Shiloh laughed, a single rough note. Adjusting. Right.
The Change was the night vamps got back their souls and the were-curse was altered. Prior to then, were-bitches often turned their packs psychotic. So. This is what it feels like to be psycho. She ripped her eyes from the table to the queen’s.
Jane’s gaze rested heavily on her. Shiloh drained her mug and poured more coffee. Caffeine to lull the razors scratching, scratching, scratching for violence.
The queen continued. “Koun smelled a sick, insane bitch-queen but had no time to track her. Getting you to safety was paramount. Tell me what happened.”
Razors cut. To ease it, Shiloh gulped the scalding coffee.
Eli’s face did something curious, but she didn’t know what it meant until he said, “For a fanghead, my espresso is like drinking racing fuel.”
“Feels good,” Shiloh said. “There was a naked woman in the woods when the wolves attacked. White-blond, scraggly hair, muscles harshly defined. She reeked of”—Shiloh shook her head—“of sickness, putrefying flesh, mangy dog. Violent brown eyes.”

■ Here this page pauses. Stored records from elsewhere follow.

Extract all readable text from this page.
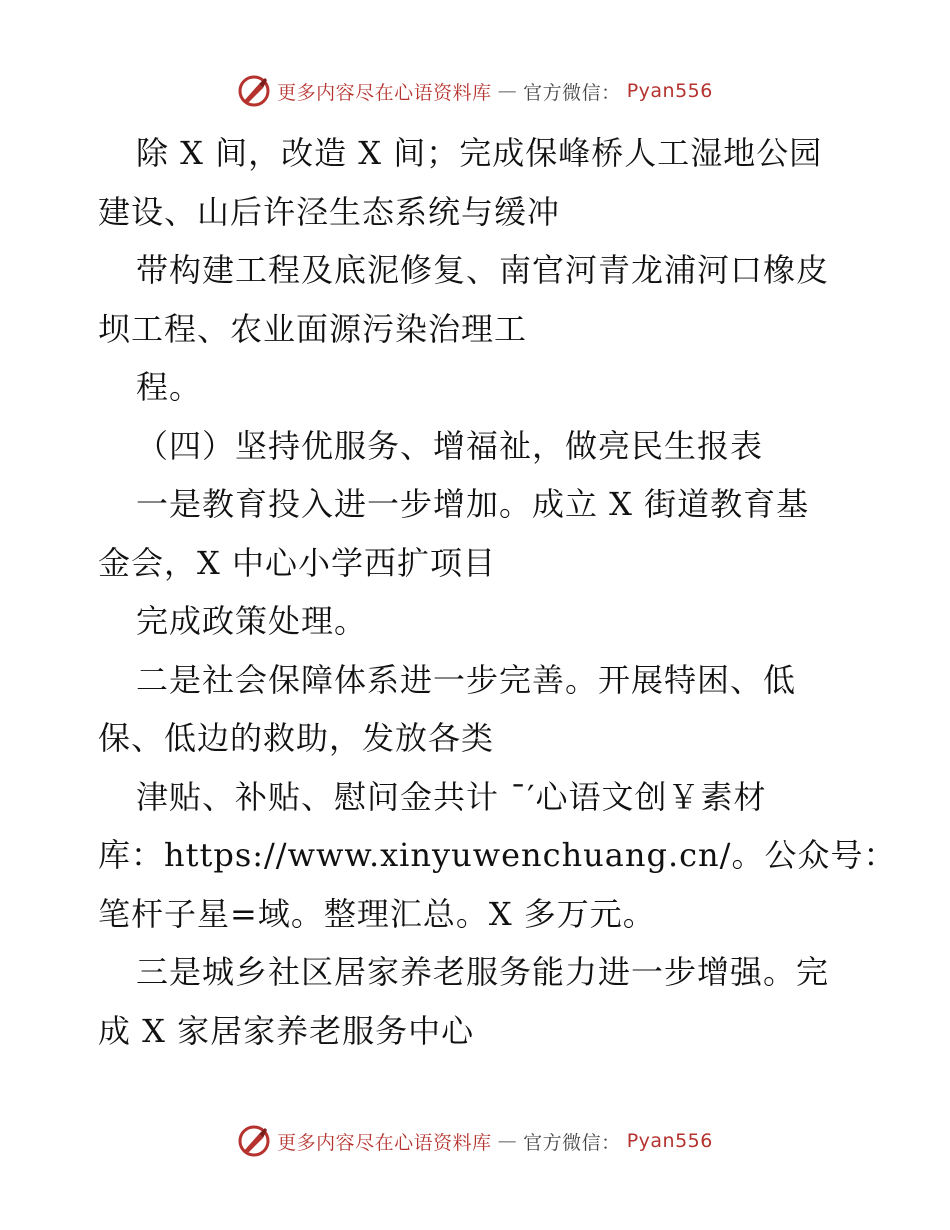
更多内容尽在心语资料库 — 官方微信： Pyan556
除 X 间，改造 X 间；完成保峰桥人工湿地公园
建设、山后许泾生态系统与缓冲
带构建工程及底泥修复、南官河青龙浦河口橡皮
坝工程、农业面源污染治理工
程。
（四）坚持优服务、增福祉，做亮民生报表
一是教育投入进一步增加。成立 X 街道教育基
金会，X 中心小学西扩项目
完成政策处理。
二是社会保障体系进一步完善。开展特困、低
保、低边的救助，发放各类
津贴、补贴、慰问金共计 ¯′心语文创￥素材
库：https://www.xinyuwenchuang.cn/。公众号：
笔杆子星=域。整理汇总。X 多万元。
三是城乡社区居家养老服务能力进一步增强。完
成 X 家居家养老服务中心
更多内容尽在心语资料库 — 官方微信： Pyan556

Six wolves, all wounded with silver-lead rounds, had surrounded them.
She and Atticus had made no kill shots. Even injured, werewolves were fast. The woman whistled and pointed at Shiloh.
All six male wolves turned to her, leaving Atticus alone.
Shiloh’s magazines were empty. She tossed a hedge amulet, but it sputtered and died.
Undependable as usual, but this time maybe fatal.
She took a two-handed grip on the vamp-killer.
A brown wolf leaped on her, shoving her to the ground. Bit into her thigh, piercing her armor.
Atticus charged to help.
Five wolves swiveled on hind paws and savaged him.
From the ground, Shiloh stabbed into the wolf’s chest, then to the side, across its heart. Leaped to her feet. It took perhaps three seconds.
Atticus had already been true-dead.
“Shiloh!” the queen said sharply. “What happened?”